Test Design for Automation: Anti-Patterns | TechWell

Test Design for Automation: Anti-Patterns

A lot of what I write and talk about pertains to the role of test design in efficient and scalable automated testing. I have learned that success in automation is not as much a technical challenge as it is a test design challenge.

In our “Action Based Testing” method we organize tests into easy to manage “test modules” that look like spreadsheets, which we edit and manage in our tool, TestArchitect. The test modules contain test cases that are written as sequences of “actions,” spreadsheet lines with an action keyword and zero or more action arguments.

Since test design can have a big impact on automation, several people have asked if there might be “anti- patterns,” situations to look for in a test that potentially could be harmful for their maintainability and scalability.

Wikipedia describes an anti-pattern as “a common response to a recurring problem that is usually ineffective and risks being highly counterproductive.” The term was coined by Andrew Koenig, based on the well-known notion of “design patterns.”

Just like with design patterns, anti-patterns can benefit from a short and catchy name to make them easy to remember and talk about. Below is a list of typical situations I have seen in tests that I think can harm automation and the names that I have come up with for them so far. It is a work in progress and your feedback is welcome. The anti-patterns often occur in combination and may have some overlap as well.

Enter Enter Click Click: Test steps are too detailed. Many tests, even automated ones, have been designed on a detailed step-by-step basis. This makes it difficult to manage and maintain those tests. For example, it will be hard to factor the impact of changes in the application under test into the tests. Identifying common sequences of steps and putting them in actions or functions will relieve this problem.

Interaction Heavy: Not having many business tests. A main distinction I recommend that testers make is between “business tests” that focus on business objects, rules and processes on one hand, and “interaction tests” that focus on the interaction with the application. However, I’ve seen in many projects that testers focus only on the interaction. This makes the tests shallow and misses potential business level problems.

Lifeless: Missing life cycle steps of business objects. Most applications work on “business objects,” like orders, invoices, products, customers, etc. These objects have their life-cycles in the application, like creation, update, retrieval and closure, and also operations like copy, move, export, import, etc. However, the tests for such basic operations in applications are often scattered and as a result, hard to find and incomplete.

Lame: No depth or variety, no testing techniques used. Time pressure and other factors often result in shallow test cases that don’t challenge the application much. Try to think as a tester, somebody who wants to break things. Applying testing techniques and interaction with various stakeholders can help you in this process.

Clueless: No clear scope for the tests. A very common situation is lack of scope for tests. The tests then are hard to find and assess, and may do work that is also done in other tests.

Over-Checking: Checks not relevant for the scope. Since test designers often follow an approach of steps with an expected result for each step, tests do many checks that do not fit the scope of such tests. Such checks are unnecessary and probably over-lapping similar checks elsewhere. They then clutter up result statistics (e.g. they create too many “passes”), and aggravate the impact of changes in the application under test.

Cocktail: Interaction tests mixed with business tests. Even if tests are testing business functionalities, like business object life cycles and business rules, calculations and processes, they are often mixed with tests on interaction details, resulting in a convoluted and hard to maintain mix. A common example is to describe a log-in process in detail in all tests that start with a log in.

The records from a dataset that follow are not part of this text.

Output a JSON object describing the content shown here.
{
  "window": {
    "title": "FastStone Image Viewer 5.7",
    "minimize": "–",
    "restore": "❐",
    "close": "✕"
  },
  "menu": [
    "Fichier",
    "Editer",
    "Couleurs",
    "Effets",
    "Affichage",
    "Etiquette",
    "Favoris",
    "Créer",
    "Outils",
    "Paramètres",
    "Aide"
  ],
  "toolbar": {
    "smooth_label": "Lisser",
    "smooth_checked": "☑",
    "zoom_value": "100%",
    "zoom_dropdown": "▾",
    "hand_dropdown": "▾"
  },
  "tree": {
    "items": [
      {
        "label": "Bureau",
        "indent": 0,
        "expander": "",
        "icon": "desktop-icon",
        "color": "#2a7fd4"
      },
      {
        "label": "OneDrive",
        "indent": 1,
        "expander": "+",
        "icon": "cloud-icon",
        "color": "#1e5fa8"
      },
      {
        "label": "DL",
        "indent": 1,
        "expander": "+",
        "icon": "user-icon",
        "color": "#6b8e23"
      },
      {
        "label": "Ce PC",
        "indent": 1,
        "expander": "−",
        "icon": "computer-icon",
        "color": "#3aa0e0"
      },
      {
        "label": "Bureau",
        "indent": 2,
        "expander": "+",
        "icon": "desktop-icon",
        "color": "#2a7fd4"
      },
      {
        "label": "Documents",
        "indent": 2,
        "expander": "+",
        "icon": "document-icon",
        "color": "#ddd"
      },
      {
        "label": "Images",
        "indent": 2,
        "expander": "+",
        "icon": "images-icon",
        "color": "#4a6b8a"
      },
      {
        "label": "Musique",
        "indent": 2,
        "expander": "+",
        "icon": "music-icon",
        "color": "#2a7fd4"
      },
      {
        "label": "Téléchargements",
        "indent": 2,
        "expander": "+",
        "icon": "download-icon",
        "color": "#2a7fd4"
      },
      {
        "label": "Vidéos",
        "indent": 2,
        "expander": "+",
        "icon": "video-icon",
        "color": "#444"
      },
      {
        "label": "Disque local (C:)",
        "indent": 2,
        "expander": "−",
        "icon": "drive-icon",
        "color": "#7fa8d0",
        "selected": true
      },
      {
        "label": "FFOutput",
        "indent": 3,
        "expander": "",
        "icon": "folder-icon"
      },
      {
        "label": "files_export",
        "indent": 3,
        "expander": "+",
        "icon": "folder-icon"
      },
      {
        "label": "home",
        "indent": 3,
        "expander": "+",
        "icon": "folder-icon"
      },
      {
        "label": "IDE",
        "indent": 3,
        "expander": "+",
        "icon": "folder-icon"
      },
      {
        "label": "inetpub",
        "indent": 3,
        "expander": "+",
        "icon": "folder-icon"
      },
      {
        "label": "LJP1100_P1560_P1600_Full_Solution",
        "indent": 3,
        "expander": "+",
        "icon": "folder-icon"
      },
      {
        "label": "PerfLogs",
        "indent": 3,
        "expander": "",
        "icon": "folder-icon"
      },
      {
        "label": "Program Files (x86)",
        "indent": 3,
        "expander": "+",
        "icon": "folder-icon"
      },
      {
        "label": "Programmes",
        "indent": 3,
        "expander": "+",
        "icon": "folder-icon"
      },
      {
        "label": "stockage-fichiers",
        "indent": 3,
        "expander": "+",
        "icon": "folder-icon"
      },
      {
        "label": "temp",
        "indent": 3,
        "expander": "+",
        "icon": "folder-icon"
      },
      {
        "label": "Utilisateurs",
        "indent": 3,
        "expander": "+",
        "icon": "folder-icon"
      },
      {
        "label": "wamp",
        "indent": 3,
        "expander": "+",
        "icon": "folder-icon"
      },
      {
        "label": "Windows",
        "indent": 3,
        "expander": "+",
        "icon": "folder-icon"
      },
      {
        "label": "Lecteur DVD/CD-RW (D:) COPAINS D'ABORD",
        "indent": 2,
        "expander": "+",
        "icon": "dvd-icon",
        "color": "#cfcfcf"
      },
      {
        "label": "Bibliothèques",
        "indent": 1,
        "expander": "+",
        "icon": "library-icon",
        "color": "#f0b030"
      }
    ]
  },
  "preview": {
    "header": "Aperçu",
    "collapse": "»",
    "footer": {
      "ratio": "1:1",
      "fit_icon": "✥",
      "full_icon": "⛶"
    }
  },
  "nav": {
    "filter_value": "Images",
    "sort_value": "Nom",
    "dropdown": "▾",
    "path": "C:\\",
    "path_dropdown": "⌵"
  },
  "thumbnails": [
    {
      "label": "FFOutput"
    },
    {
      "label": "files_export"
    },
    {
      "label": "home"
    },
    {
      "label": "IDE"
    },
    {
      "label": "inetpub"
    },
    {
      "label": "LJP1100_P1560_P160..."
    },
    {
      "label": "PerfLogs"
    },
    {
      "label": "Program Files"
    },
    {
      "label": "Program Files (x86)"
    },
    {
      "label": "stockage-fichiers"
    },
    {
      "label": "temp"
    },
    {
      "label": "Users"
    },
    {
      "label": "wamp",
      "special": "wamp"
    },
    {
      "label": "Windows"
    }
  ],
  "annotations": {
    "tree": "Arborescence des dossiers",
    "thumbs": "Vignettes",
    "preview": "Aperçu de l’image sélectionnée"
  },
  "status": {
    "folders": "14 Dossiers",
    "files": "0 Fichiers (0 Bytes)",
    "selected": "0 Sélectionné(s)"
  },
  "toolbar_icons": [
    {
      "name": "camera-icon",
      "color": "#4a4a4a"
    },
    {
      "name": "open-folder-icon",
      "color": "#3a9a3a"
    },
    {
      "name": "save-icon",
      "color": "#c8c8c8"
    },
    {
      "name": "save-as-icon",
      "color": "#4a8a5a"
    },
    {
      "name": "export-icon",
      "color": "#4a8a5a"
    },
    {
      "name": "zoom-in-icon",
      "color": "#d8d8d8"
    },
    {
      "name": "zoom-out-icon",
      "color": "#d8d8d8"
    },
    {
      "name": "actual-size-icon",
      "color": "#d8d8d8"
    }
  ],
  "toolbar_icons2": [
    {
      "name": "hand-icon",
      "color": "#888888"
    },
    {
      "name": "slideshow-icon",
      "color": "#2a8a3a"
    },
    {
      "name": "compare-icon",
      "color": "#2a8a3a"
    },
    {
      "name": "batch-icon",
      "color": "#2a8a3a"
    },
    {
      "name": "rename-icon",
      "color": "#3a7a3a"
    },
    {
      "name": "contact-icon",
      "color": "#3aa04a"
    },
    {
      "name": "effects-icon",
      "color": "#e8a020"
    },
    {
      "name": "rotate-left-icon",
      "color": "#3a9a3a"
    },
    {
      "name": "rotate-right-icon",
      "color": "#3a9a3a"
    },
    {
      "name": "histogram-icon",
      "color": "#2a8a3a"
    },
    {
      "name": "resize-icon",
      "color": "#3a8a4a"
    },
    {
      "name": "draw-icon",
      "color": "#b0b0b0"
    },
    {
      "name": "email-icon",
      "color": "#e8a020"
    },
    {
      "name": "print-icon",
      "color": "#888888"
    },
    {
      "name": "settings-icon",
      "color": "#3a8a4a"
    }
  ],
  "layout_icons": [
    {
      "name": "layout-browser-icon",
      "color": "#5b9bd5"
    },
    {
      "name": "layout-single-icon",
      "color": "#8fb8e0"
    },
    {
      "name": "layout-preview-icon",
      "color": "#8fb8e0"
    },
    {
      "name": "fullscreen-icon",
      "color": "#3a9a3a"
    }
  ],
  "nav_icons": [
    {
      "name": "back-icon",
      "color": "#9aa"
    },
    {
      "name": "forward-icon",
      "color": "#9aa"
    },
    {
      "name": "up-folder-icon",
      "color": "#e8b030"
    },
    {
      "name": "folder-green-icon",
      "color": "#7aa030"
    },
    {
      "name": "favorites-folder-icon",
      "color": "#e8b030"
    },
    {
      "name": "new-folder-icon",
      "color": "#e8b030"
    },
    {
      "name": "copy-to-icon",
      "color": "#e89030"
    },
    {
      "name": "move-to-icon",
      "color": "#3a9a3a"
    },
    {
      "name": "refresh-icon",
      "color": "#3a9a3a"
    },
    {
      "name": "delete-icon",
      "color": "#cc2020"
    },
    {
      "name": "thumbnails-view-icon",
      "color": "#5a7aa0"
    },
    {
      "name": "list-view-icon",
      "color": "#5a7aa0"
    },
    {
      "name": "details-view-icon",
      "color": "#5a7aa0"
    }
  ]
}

Sneaky Checking: Checks hidden in actions. Even though it is good to have business level actions that hide unneeded details for many of the tests, try to avoid hiding too much. In particular, checks should be explicit and visible in the main test (the test modules), at the appropriate level of detail. An outsider should be able to understand what is being tested by just looking at the test module, without a need to inspect how actions are implemented.

These are the anti-patterns I have for now. If you see any of these in a test, you may need to consider modifying them. When determining if your tests need modification, a good first step is to look at the overall test design. Make a list of your tests and see if you can determine test modules with clear, unambiguous and differentiated scopes, then within each of these test modules make sure to stay within that scope.

Being attentive in recognizing test design choices that can complicate automation (and possibly testing quality) can help to make tests more concise, effective and easy to maintain. The anti-patterns described in this blog may help spot issues earlier, in combination with a well thought through design and organization of the tests.